Changes in valence, coordination and reactivity that occur upon oxidation of fresh metal surfaces

Abstract

To promote a greater understanding of the process and nature of metal passivation, we have performed a first-principles analysis of partially oxidized Ni(111) and Ni(311) surface and ultra-thin film NiO layers on Ni(111). We have adopted a bimodal theoretical strategy that considers the oxidation process using either a fixed generalized gradient approximation (GGA) functional for the description of all atoms in the system, or a perturbation approach, that perturbs the electronic structure of various Ni atoms in contact with oxygen by application of the GGA+U technique.
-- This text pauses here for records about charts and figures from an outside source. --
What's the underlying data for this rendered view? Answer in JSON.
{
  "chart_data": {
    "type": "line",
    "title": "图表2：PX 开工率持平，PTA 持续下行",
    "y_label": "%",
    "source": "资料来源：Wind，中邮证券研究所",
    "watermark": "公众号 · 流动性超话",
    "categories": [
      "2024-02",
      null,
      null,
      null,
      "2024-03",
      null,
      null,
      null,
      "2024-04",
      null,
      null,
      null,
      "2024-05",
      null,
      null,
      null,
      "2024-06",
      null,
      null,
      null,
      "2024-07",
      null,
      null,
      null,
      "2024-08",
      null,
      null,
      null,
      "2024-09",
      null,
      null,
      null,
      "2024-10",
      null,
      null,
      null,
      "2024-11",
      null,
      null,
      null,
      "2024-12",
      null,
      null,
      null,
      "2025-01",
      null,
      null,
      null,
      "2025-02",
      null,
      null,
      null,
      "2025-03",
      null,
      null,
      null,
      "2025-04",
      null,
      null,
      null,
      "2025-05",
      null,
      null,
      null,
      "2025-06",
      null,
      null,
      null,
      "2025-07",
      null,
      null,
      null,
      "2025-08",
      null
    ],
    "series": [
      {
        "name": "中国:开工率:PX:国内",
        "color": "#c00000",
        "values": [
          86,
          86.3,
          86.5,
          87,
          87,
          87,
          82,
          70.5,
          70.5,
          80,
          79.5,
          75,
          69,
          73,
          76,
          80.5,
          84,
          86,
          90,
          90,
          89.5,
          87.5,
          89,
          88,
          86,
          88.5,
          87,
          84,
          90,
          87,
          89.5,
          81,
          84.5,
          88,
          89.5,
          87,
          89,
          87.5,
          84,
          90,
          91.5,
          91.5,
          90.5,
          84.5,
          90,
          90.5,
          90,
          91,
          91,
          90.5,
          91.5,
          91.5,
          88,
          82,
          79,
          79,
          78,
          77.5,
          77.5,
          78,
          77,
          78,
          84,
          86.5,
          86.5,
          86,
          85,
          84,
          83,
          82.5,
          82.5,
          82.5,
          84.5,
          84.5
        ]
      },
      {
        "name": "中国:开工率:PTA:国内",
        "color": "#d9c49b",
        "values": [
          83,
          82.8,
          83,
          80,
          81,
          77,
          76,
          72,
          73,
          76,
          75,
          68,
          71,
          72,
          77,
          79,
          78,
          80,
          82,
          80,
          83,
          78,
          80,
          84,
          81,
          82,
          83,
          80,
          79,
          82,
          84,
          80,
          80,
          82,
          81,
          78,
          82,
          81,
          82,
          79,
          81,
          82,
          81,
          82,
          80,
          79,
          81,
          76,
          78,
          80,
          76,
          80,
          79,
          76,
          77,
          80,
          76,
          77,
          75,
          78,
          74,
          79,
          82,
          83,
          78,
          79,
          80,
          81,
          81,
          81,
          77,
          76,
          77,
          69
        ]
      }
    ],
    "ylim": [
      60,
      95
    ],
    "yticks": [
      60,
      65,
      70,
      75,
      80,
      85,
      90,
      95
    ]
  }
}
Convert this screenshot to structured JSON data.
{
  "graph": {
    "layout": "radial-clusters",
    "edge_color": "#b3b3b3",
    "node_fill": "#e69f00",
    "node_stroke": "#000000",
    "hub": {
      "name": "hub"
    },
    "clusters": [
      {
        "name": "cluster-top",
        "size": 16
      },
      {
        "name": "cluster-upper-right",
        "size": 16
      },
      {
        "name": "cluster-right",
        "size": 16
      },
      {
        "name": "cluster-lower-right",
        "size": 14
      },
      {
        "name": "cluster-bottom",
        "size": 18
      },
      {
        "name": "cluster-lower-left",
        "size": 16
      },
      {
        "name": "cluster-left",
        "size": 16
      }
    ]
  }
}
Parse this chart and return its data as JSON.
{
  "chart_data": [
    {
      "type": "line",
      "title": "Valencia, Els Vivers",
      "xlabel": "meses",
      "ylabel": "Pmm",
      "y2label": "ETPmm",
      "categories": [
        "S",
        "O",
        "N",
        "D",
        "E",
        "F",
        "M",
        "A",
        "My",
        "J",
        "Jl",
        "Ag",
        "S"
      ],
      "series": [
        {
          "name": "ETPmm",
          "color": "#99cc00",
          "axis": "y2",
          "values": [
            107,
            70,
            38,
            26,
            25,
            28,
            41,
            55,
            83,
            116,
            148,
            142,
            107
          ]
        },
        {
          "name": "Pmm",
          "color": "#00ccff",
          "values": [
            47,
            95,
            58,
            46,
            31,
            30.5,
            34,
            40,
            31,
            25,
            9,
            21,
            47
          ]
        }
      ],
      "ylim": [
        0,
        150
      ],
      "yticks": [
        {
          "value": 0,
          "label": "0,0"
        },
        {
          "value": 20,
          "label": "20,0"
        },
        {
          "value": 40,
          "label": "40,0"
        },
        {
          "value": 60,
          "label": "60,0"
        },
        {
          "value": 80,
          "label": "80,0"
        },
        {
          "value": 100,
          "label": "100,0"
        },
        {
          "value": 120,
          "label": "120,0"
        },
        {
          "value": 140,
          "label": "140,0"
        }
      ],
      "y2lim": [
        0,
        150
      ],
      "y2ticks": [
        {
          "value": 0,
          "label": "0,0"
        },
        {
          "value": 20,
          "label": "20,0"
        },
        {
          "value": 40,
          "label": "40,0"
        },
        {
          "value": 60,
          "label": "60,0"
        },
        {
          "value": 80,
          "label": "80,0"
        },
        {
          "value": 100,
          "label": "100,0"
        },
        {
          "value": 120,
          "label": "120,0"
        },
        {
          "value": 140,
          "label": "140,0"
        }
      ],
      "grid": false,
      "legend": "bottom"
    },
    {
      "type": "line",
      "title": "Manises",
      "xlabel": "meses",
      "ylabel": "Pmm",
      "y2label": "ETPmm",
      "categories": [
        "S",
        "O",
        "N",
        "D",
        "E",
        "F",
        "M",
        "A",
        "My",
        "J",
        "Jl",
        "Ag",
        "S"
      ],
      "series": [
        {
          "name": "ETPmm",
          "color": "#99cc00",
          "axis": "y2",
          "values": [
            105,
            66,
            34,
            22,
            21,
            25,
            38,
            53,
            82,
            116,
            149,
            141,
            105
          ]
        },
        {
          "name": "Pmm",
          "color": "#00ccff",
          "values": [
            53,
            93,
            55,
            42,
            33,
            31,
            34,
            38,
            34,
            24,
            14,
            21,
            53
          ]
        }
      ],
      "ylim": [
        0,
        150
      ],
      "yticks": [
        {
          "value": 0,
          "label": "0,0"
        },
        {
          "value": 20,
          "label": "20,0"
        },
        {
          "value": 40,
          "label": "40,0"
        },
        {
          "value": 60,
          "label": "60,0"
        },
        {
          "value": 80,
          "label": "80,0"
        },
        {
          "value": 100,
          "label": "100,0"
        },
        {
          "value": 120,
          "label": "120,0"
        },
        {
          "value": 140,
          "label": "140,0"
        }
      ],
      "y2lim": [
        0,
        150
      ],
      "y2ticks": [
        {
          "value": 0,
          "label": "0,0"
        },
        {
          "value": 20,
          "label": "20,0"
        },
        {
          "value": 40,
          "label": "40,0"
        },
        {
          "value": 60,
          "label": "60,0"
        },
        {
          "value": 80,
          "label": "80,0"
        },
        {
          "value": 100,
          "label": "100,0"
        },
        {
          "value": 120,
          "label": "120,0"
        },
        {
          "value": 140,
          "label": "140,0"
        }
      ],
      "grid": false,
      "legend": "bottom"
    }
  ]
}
This strategy allows us to assess the relative merits of the two approaches, and whether or not the two approaches are at variance with one another as concerns the process of metal passivation. We consider oxygen binding in the cases of isolated atomic adsorption, the development of an oxygen monolayer, and epitaxial NiO(111) monolayers and bilayers with various terminations. Selective application of GGA+U drives structural and charge-transfer processes at the interface, in particular, the octopolar reconstruction of high oxygen coverage pre-passive systems, which, in fact, template an epitaxial NiO(111)-oriented film. These outputs are observable through the development of cationic states in the nickel atoms at the interface, the emergence of a band gap in the projected density of states and in oxygen binding energies that approach the energy of oxide formation.